The word "success" is an understatement for Blanks, 67, who created the Tae Bo workout (a combination of all his passions: martial arts, boxing and dance) while running a small karate studio in Quincy, Mass., in the late-1970s. At the time, he had no idea it would become a pop culture phenomenon.

The idea was simple: “Put karate to music,” understanding that every punch and kick “has to be in your heart,” he says. “I wanted women to feel like warriors.”

Originally called “karobics,” Tae Bo’s name change, meant to appeal as much to men as women, combines the word “tae,” which means “legs” in Korean, and bo, a shortened form of “boxing.” Its workout video series would soon became an all-time best-seller, with an estimated 1.5 million sets selling by the end of the 1990s; today, Blanks’s virtual workouts continue to gather new swarms of online fans.

“It had always been a vision and a dream that, one day, I'm gonna come up with an exercise that would change the world,” says Blanks. His Christian faith has always shaped his philosophies around health and fitness; he even pulled inspiration for his on-camera personality from watching televised sermons.

“I look and act like my mind and will” was (and still is) his mantra, he says. “It all starts from the inside out, not the outside in.” But that doesn’t mean his faith hasn’t been tested.

Blanks recalls a memorable business meeting in the 1990s in California, where Tae Bo was gaining immense popularity among women. Executives for “one of the biggest video companies in the world” told him he wouldn’t be able to “appeal to white women” in middle America because he was a Black man.

“They said, ‘Mr. Blanks, you know, we like the things that you talk about, but you being Black, we don't think you'll work in the Midwest.’ I said, ‘OK, that's it. Thank you so much. I really appreciate it,’” he says, after which he and his manager walked out. “My manager, his mouth just [dropped]. He couldn’t believe it.”

“I said, let's go back to my studio and keep on doing what I'm doing, you know, because eventually, maybe one day I'll end up doing a video,'" he remembers saying.

Never one to let things fester, Blanks says it’s all about “pushing on” when you’re faced with challenges. Also, it's important to "stay humble" when you seemingly have the world at your fingertips.

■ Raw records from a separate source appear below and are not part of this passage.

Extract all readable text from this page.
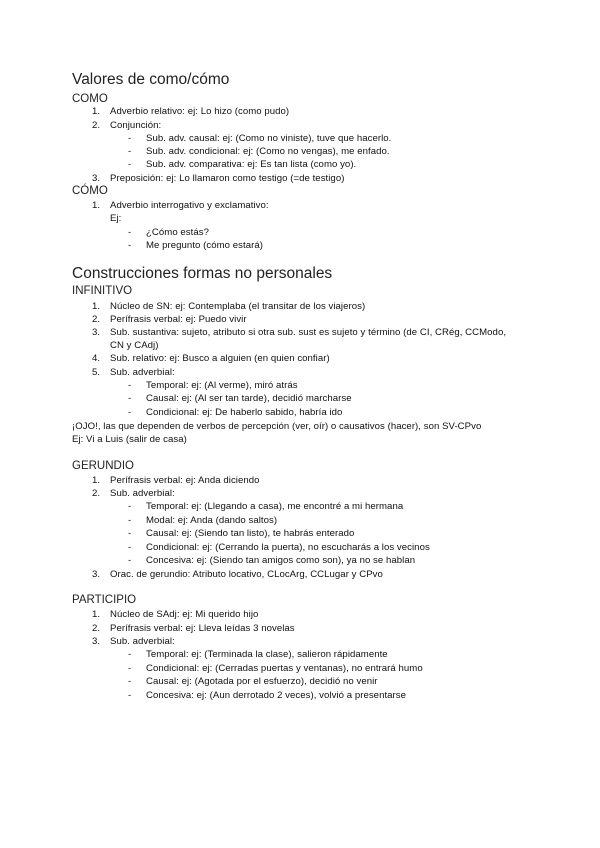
Valores de como/cómo
COMO
1. Adverbio relativo: ej: Lo hizo (como pudo)
2. Conjunción:
- Sub. adv. causal: ej: (Como no viniste), tuve que hacerlo.
- Sub. adv. condicional: ej: (Como no vengas), me enfado.
- Sub. adv. comparativa: ej: Es tan lista (como yo).
3. Preposición: ej: Lo llamaron como testigo (=de testigo)
CÓMO
1. Adverbio interrogativo y exclamativo:
Ej:
- ¿Cómo estás?
- Me pregunto (cómo estará)
Construcciones formas no personales
INFINITIVO
1. Núcleo de SN: ej: Contemplaba (el transitar de los viajeros)
2. Perífrasis verbal: ej: Puedo vivir
3. Sub. sustantiva: sujeto, atributo si otra sub. sust es sujeto y término (de CI, CRég, CCModo,
CN y CAdj)
4. Sub. relativo: ej: Busco a alguien (en quien confiar)
5. Sub. adverbial:
- Temporal: ej: (Al verme), miró atrás
- Causal: ej: (Al ser tan tarde), decidió marcharse
- Condicional: ej: De haberlo sabido, habría ido
¡OJO!, las que dependen de verbos de percepción (ver, oír) o causativos (hacer), son SV-CPvo
Ej: Vi a Luis (salir de casa)
GERUNDIO
1. Perífrasis verbal: ej: Anda diciendo
2. Sub. adverbial:
- Temporal: ej: (Llegando a casa), me encontré a mi hermana
- Modal: ej: Anda (dando saltos)
- Causal: ej: (Siendo tan listo), te habrás enterado
- Condicional: ej: (Cerrando la puerta), no escucharás a los vecinos
- Concesiva: ej: (Siendo tan amigos como son), ya no se hablan
3. Orac. de gerundio: Atributo locativo, CLocArg, CCLugar y CPvo
PARTICIPIO
1. Núcleo de SAdj: ej: Mi querido hijo
2. Perífrasis verbal: ej: Lleva leídas 3 novelas
3. Sub. adverbial:
- Temporal: ej: (Terminada la clase), salieron rápidamente
- Condicional: ej: (Cerradas puertas y ventanas), no entrará humo
- Causal: ej: (Agotada por el esfuerzo), decidió no venir
- Concesiva: ej: (Aun derrotado 2 veces), volvió a presentarse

“Personally, I gotta take myself out of the picture, because if it wasn’t for God and if it wasn’t for people, Billy Blanks would be nothing. I didn't allow my ego to get into that path,” he says of fame. “People say to me, ‘You should retire. You should do this.’ No, no. I want to get out there. I want to be around people. I want to help people.”

True to his word, Blanks is not slowing down. The fitness icon is still making Tae Bo videos — for free, on his YouTube channel. His latest video series, Billy’s BoomBoxing, available on iTunes, was released in 2019, his first in 19 years. And he’s got some thoughts about aging with grace.

“I can still get up. I feel vibrant. I feel like I can do anything,” he says. “But if I get up and start thinking all these negative thoughts in my head, my day will be horrible. So, my goal is to get up, look in the mirror and say, ‘OK, Billy, you gotta… change your mind, change your attitude. Because I know if I want to have a good day, it ain’t gonna come by itself. It’s a choice I have to make.”